The negative impact on the economy and local economic development is felt in Colorado where immigration law has become stricter. Farmers are reduced to hiring prison help to work their crops just so they can stay in business. Take this same example, and imagine it as factory work and you have the same problem across the country once these stringent anti-immigration laws pass. We need to find a solution that helps the economy that has become reliant on this labor force.
"Under the program, which has drawn criticism from groups concerned about immigrants’ rights and from others seeking changes in the criminal justice system, farmers will pay a fee to the state, and the inmates, who volunteer for the work, will be paid about 60 cents a day, corrections officials said.
Concerned about the possible shortage of field labor, Dorothy B. Butcher, a state representative from Pueblo and a supporter of the program, said, “The workers on these farms do the weeding, the harvesting, the storing, everything that comes with growing crops for the market.”
“If we can’t sustain our work force, we’re going to be in trouble,” said Ms. Butcher, a Democrat.
The program will make its debut in Pueblo County, where farmers have been hit hard by the labor shortage. Frank Sobolik, director of a Colorado State University extension program that works with farmers in Pueblo County, said he expected that about half of the 300 migrant workers employed by area farms might not return this season.
“There’s a feeling, a perception that these laborers won’t be back because it’s safer for them to find work in other states,” Mr. Sobolik said. “The farmers are really concerned. These are high-value crops we’re talking about here with a high labor requirement.” "

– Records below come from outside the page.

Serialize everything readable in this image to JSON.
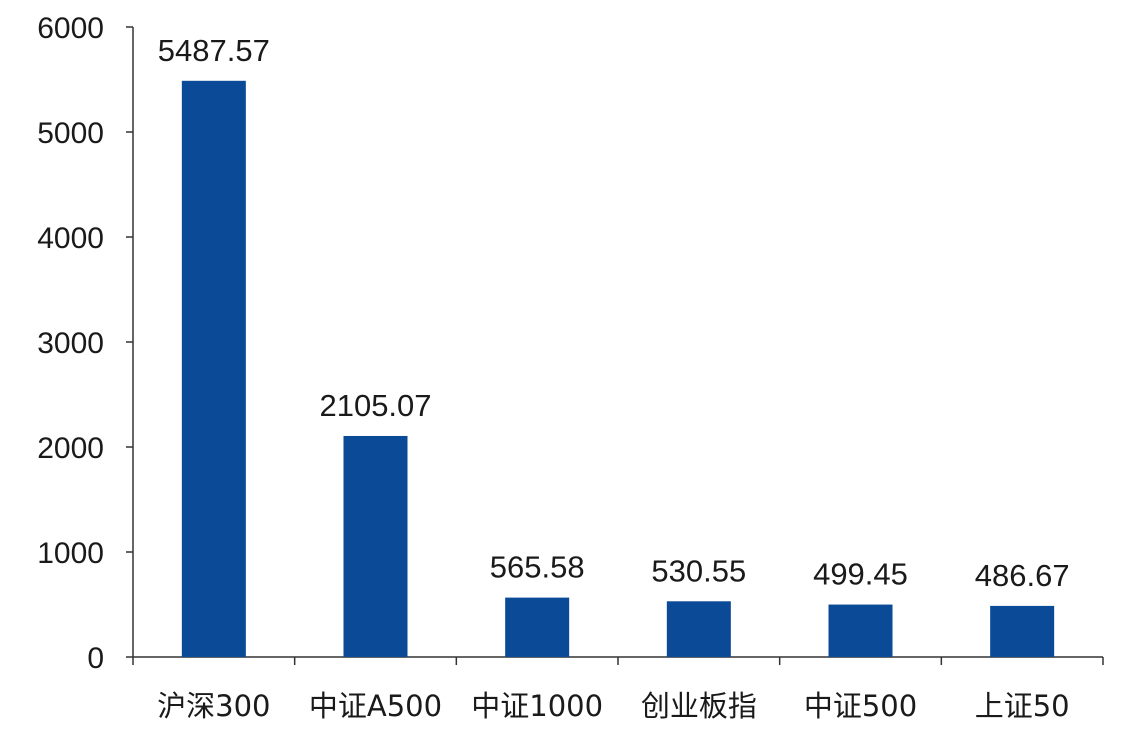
{
  "chart_data": {
    "type": "bar",
    "categories": [
      "沪深300",
      "中证A500",
      "中证1000",
      "创业板指",
      "中证500",
      "上证50"
    ],
    "values": [
      5487.57,
      2105.07,
      565.58,
      530.55,
      499.45,
      486.67
    ],
    "data_labels": [
      "5487.57",
      "2105.07",
      "565.58",
      "530.55",
      "499.45",
      "486.67"
    ],
    "y_ticks": [
      0,
      1000,
      2000,
      3000,
      4000,
      5000,
      6000
    ],
    "ylim": [
      0,
      6000
    ],
    "title": "",
    "xlabel": "",
    "ylabel": "",
    "grid": false,
    "bar_color": "#0b4a96"
  }
}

And further evidence that these policies end up hurting businesses, even turning farmers against each other for workers.
"“It’s very frustrating,” he said. “I’m definitely going to lose customers. We’ve never had an issue like this. With all of us trying to get enough workers on our farms, I’m worried this is going to turn into farmer against farmer.” "
The solution to provide prison labor is not as effective here either. Perhaps in a factory you might have more success, but in the end it turns into slave labor. You certainly don't have as a good of an end product with someone forced to do the job versus someone getting paid for it.
"But Ari Zavaras, executive director of the Colorado Department of Corrections, said the merit of a hard day’s work outdoors was invaluable to an inmate.
“They won’t be paid big bucks, but we’re hoping this will help our inmates pick up significant and valuable job skills,” Mr. Zavaras said. “We’re also assisting farmers who, if they don’t get help, are facing an inability to harvest their crops.”
With the start of the farming season looming, Colorado’s farmers are scrambling to figure out which crops to sow and in what quantity. Some are considering turning to field corn, which is mechanically harvested. And they are considering whether they want to pay for an urban inmate who could not single out a ripe watermelon or discern between a weed and an onion plant. "
So your choice is between someone forced to do it, with a worse crop or product, or you can raise the wages for people who do that job. It makes it more attractive for the local population, but to make the job attractive for people outside of this immigrant labor force, the end result would be your average consumer paying a lot more for their daily groceries and basic essentials. It affects everything and people need to think about how to solve the problem before they go to such extreme examples.